# 🐍 Step 1 - Python Introduction 

## 📚 Course 1: Python for Data Science: Fundamentals 

## 5️⃣ Dictionaries and Frequency Tables 

---

👦 [Anh-Thi DINH](https://dinhanhthi.com) — 🔥 [dataquest-aio](https://github.com/dinhanhthi/dataquest-aio) on Github.

⚡ **Note**: Some errors in this notebook appear intentionally to illustrate the wrong commands.

❓ You run this notebook on Google Colab?

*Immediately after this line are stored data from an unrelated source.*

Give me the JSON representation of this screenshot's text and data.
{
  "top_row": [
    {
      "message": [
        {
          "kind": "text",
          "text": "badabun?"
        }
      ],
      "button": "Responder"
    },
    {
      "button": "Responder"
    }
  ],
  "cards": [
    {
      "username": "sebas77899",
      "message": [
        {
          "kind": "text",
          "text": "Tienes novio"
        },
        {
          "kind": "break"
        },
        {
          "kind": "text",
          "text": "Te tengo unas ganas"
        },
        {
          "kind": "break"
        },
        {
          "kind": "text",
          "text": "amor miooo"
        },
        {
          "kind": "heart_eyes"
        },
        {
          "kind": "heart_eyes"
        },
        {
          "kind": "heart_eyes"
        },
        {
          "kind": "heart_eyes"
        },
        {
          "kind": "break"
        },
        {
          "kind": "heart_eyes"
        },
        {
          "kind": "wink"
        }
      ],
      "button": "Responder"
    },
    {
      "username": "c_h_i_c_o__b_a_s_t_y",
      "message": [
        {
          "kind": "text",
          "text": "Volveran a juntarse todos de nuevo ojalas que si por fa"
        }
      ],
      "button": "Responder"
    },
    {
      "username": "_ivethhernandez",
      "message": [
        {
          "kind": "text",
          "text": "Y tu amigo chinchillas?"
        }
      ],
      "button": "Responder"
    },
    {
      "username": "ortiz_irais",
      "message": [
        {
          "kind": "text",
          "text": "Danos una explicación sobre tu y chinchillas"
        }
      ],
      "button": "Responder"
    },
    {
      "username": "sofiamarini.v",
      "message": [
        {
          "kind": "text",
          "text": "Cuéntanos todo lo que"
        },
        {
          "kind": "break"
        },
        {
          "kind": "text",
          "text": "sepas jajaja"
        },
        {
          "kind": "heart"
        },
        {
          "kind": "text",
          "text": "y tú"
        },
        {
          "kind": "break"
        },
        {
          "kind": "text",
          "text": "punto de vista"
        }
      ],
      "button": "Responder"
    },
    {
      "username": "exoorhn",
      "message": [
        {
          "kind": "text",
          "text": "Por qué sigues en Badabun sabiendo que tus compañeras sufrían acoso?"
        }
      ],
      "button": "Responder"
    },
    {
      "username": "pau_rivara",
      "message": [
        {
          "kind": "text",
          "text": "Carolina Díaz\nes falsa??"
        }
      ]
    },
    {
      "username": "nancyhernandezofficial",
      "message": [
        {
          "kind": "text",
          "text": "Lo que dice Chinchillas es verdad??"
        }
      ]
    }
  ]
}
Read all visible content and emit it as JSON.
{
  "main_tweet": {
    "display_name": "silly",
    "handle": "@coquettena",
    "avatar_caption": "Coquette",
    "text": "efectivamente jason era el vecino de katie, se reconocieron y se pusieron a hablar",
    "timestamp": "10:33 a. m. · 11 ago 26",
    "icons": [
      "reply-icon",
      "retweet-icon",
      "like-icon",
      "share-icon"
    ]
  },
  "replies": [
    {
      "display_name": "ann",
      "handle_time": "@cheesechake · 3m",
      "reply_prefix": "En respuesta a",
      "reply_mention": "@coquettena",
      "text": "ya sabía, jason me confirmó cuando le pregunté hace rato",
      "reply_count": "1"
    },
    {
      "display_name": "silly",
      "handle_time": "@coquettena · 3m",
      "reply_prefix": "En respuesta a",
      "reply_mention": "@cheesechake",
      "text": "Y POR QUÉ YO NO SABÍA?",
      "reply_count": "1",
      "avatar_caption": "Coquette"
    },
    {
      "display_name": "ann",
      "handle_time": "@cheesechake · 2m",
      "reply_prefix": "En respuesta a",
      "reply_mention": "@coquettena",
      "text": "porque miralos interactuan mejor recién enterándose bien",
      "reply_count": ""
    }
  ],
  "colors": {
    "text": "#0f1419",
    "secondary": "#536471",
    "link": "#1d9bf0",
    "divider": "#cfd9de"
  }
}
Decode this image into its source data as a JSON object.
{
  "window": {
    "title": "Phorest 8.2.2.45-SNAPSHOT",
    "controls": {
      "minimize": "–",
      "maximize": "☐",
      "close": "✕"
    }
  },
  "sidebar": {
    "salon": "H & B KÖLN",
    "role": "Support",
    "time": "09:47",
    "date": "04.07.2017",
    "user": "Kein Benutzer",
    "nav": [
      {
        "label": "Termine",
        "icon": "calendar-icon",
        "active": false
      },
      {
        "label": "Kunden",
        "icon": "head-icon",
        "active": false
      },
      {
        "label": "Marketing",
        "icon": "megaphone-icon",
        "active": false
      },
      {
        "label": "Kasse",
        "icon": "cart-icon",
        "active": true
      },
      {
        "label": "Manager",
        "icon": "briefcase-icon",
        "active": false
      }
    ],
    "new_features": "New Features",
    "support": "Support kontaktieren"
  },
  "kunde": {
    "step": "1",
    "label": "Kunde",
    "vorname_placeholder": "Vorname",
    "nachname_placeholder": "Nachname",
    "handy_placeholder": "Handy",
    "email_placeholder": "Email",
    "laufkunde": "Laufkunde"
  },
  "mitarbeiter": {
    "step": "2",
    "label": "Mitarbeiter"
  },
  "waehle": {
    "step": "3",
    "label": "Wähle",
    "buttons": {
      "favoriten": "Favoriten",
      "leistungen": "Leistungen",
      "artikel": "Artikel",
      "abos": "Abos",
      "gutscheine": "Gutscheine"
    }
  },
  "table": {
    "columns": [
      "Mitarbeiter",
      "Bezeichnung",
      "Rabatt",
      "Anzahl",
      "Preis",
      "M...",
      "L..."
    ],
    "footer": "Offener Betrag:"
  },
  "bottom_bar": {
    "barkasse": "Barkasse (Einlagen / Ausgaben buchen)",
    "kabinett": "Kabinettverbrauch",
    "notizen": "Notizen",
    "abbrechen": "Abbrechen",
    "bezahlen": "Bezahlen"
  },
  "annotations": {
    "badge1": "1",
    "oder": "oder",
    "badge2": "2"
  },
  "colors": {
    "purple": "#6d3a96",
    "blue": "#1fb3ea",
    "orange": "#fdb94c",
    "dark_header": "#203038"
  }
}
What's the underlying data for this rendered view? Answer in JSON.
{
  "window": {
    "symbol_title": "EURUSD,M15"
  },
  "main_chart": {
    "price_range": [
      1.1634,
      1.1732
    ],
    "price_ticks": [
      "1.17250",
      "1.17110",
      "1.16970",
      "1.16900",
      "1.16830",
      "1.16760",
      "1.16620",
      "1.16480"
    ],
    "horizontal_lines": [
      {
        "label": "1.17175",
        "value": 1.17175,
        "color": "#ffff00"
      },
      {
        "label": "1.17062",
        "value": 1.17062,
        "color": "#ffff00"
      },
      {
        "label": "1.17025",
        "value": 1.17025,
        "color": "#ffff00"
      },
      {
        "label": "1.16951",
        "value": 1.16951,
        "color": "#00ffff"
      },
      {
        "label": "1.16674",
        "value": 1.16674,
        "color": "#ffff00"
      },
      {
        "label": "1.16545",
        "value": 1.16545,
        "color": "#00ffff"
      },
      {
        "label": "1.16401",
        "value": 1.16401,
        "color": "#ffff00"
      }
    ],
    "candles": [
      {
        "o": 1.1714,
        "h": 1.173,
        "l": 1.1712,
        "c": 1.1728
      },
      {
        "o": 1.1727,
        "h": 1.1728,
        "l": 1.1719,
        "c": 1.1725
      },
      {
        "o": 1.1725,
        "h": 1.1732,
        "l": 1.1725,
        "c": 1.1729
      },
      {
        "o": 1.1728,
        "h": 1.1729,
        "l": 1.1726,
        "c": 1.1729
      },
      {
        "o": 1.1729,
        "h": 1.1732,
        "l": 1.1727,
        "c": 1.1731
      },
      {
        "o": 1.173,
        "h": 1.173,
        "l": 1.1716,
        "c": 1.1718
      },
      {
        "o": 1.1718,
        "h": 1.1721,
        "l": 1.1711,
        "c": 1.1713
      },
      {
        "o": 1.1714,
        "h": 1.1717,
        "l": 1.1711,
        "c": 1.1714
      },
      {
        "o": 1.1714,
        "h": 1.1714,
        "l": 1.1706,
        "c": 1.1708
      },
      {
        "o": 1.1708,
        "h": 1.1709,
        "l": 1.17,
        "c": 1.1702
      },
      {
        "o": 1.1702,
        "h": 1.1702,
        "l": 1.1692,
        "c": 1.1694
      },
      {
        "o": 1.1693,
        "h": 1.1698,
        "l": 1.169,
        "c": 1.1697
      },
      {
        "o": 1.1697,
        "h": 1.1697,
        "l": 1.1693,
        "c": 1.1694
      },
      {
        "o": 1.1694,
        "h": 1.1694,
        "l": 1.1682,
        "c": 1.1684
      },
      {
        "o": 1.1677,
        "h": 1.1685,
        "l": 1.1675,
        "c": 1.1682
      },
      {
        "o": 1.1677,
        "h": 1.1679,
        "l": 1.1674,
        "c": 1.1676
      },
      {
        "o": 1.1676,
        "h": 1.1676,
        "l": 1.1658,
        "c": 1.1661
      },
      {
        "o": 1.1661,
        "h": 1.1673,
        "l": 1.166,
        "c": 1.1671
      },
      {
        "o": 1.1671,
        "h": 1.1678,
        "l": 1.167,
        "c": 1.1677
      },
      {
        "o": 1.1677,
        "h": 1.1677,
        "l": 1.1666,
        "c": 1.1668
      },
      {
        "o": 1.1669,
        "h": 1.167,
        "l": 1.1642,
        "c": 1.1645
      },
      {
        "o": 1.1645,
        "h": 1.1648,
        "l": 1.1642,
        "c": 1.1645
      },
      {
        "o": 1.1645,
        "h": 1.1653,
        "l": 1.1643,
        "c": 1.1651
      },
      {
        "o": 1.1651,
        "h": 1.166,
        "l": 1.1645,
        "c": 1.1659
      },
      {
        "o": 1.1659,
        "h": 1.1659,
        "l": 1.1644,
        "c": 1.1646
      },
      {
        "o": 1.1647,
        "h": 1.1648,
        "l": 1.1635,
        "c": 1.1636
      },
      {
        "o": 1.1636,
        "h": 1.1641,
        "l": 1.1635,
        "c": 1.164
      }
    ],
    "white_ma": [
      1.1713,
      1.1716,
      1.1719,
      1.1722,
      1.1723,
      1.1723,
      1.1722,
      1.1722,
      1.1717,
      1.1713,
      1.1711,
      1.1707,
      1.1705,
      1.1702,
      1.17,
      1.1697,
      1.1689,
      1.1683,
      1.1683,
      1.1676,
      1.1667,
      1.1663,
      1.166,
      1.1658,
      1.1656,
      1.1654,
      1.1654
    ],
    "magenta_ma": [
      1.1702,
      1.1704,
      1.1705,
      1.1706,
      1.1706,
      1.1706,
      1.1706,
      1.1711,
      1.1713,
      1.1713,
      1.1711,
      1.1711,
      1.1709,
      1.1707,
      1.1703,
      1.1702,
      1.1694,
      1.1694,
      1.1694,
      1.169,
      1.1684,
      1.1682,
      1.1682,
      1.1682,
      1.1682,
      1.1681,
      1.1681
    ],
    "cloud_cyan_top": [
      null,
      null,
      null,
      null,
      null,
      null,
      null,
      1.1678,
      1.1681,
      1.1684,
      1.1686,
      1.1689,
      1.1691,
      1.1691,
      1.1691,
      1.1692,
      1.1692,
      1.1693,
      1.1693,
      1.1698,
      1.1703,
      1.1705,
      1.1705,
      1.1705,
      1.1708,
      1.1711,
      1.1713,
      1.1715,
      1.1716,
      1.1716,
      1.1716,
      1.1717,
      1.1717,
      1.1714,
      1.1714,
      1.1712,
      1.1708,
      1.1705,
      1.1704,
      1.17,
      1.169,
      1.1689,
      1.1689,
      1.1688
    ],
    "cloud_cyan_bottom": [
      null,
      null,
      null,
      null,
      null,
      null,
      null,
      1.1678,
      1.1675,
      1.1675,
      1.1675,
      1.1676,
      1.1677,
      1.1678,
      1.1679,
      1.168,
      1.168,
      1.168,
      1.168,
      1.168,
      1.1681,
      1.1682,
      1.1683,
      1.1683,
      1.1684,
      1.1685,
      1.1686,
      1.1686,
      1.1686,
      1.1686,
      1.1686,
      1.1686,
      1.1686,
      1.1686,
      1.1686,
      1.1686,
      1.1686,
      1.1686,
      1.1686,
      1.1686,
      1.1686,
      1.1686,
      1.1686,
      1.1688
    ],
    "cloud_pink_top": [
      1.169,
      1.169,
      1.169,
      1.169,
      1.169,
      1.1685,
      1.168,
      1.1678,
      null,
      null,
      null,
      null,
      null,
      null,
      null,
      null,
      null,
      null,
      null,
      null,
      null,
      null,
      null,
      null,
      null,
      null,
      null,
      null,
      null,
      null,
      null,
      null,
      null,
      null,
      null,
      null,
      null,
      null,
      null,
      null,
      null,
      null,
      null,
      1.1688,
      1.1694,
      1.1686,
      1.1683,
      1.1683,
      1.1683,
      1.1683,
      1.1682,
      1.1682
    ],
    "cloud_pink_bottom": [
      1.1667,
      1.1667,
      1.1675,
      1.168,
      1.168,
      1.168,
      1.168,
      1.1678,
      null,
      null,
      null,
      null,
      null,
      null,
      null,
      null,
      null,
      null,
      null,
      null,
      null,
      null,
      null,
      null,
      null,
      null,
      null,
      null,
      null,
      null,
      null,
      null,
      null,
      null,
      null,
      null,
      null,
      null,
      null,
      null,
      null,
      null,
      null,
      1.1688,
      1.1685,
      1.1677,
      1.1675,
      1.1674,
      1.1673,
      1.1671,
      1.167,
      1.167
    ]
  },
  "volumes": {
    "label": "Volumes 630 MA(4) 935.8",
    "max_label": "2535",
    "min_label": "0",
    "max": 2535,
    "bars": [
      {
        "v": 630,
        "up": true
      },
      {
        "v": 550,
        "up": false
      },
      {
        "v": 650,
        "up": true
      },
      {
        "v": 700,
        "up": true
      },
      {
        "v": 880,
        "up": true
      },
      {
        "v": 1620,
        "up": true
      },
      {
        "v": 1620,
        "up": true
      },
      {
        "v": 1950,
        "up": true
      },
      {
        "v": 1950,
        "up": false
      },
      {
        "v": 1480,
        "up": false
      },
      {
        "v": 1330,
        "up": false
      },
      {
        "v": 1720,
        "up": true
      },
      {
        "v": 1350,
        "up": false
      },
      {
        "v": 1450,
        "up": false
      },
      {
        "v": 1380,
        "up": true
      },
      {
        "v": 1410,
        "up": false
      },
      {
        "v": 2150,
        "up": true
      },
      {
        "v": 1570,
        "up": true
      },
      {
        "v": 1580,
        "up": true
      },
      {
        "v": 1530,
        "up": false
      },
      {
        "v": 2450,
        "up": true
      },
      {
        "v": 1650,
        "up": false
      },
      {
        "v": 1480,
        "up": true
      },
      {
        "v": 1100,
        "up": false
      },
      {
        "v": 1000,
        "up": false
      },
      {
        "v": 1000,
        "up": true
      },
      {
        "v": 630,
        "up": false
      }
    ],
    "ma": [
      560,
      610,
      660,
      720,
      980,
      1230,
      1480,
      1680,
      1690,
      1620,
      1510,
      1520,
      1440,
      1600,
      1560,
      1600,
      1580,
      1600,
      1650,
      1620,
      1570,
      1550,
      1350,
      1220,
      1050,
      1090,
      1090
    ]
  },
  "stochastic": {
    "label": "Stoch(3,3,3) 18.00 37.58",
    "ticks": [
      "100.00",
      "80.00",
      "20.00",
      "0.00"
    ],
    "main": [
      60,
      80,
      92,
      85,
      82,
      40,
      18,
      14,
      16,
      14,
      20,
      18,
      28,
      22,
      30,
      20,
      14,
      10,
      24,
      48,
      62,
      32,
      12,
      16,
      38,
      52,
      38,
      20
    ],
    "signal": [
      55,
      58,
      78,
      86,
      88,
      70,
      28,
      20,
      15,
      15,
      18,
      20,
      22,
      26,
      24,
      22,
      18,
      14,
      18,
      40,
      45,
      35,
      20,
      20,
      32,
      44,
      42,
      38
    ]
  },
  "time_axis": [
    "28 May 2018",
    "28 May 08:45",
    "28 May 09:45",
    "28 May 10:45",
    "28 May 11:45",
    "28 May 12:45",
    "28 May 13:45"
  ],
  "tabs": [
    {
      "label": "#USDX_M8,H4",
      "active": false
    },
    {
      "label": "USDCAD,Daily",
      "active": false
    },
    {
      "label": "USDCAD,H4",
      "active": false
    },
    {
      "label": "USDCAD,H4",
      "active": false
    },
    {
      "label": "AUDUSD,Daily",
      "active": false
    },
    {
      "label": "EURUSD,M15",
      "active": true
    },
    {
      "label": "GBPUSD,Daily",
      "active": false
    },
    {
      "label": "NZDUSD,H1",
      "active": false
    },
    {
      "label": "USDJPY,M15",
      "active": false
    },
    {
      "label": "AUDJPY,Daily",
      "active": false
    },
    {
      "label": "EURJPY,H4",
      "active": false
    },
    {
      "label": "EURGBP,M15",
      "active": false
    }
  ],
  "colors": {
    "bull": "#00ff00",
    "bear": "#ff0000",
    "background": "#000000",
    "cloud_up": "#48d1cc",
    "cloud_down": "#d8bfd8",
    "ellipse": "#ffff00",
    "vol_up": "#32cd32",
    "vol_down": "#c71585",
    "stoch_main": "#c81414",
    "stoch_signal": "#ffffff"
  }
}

If "Yes", please replace `0` by `1` in the below cell and run it first.

In [6]:
use_colab = 0

## 📝 Mission 314

⏬ Download the takeaway for this mission in folder `/takeaways/` [on Github](https://github.com/dinhanhthi/dataquest-aio/tree/master/takeaways). [Source](https://app.dataquest.io/m/314/dictionaries-and-frequency-tables) of this mission.

👉 Before going deeply the exercises, we recall the Mobile App Store data set (Ramanathan Perumal) ([source](https://www.kaggle.com/ramamet4/app-store-apple-data-set-10k-apps)),

In [7]:
# You don't need to understand the codes in this cell today (later), I just use it to display the table.
# But you need to run it to see the dataset

import pandas as pd

if use_colab:
    dataquest_aio = 'https://raw.githubusercontent.com/dinhanhthi/dataquest-aio/master/step-1-python-introduction/'
    dataset_url = dataquest_aio + 'course-1-python-for-ds-fundamentals/data/AppleStore.csv'
else:
    dataset_url = './data/AppleStore.csv' # if you use localhost
    
df = pd.read_csv(dataset_url, encoding="utf8")

In [8]:
from csv import reader
from urllib.request import urlopen

if use_colab: # you run this file on Google Colab?
    opened_file = urlopen(dataset_url).read().decode('utf-8')
    read_file = reader(opened_file.splitlines())
else: # you run this file on localhost?
    opened_file = open(dataset_url, encoding="utf8")
    read_file = reader(opened_file)

apps_data = list(read_file)

In [5]:
# you don't have to understand this (it's used for displaying the dataset)
df.head(5) # only show the first 5 rows of the dataset

Unnamed: 0,id,track_name,size_bytes,currency,price,rating_count_tot,rating_count_ver,user_rating,user_rating_ver,ver,cont_rating,prime_genre,sup_devices.num,ipadSc_urls.num,lang.num,vpp_lic
0,284882215,Facebook,389879808,USD,0.0,2974676,212,3.5,3.5,95.0,4+,Social Networking,37,1,29,1
1,389801252,Instagram,113954816,USD,0.0,2161558,1289,4.5,4.0,10.23,12+,Photo & Video,37,0,29,1
2,529479190,Clash of Clans,116476928,USD,0.0,2130805,579,4.5,4.5,9.24.12,9+,Games,38,5,18,1
3,420009108,Temple Run,65921024,USD,0.0,1724546,3842,4.5,4.0,1.6.2,9+,Games,40,5,1,1
4,284035177,Pandora - Music & Radio,130242560,USD,0.0,1126879,3594,4.0,4.5,8.4.1,12+,Music,37,4,1,1


The `cont_rating` column offers information about the content rating of each app. The content rating of an app (also known as the maturity rating) represents the age required to use that app. The table below shows the unique content ratings in our data set, along with the number of apps specific to each rating:

| Content rating | Number of apps |
|----------------|----------------|
| 4+ | 4,433 |
| 9+ | 987 |
| 12+ | 1,155 |
| 17+ | 622 |

From the table above, we can see that:

- Most apps (4,433 apps) have a content rating of 4+ (only people aged four or older are allowed to use these apps).
- Apps with a content rating of 17+ are the fewest (622 apps).
- In the middle, we have the 9+ and 12+ apps — 987 apps have a content rating of 9+, and 1,155 apps have a rating of 12+.

If we wanted to save the data from the table above, we could use two lists or maybe a *list of lists*.

In [14]:
# Two lists
content_ratings = ['4+', '9+', '12+', '17+']
numbers = [4433, 987, 1155, 622]

# A list of lists
content_rating_numbers = [['4+', '9+', '12+', '17+'],
                          [4433, 987, 1155, 622]]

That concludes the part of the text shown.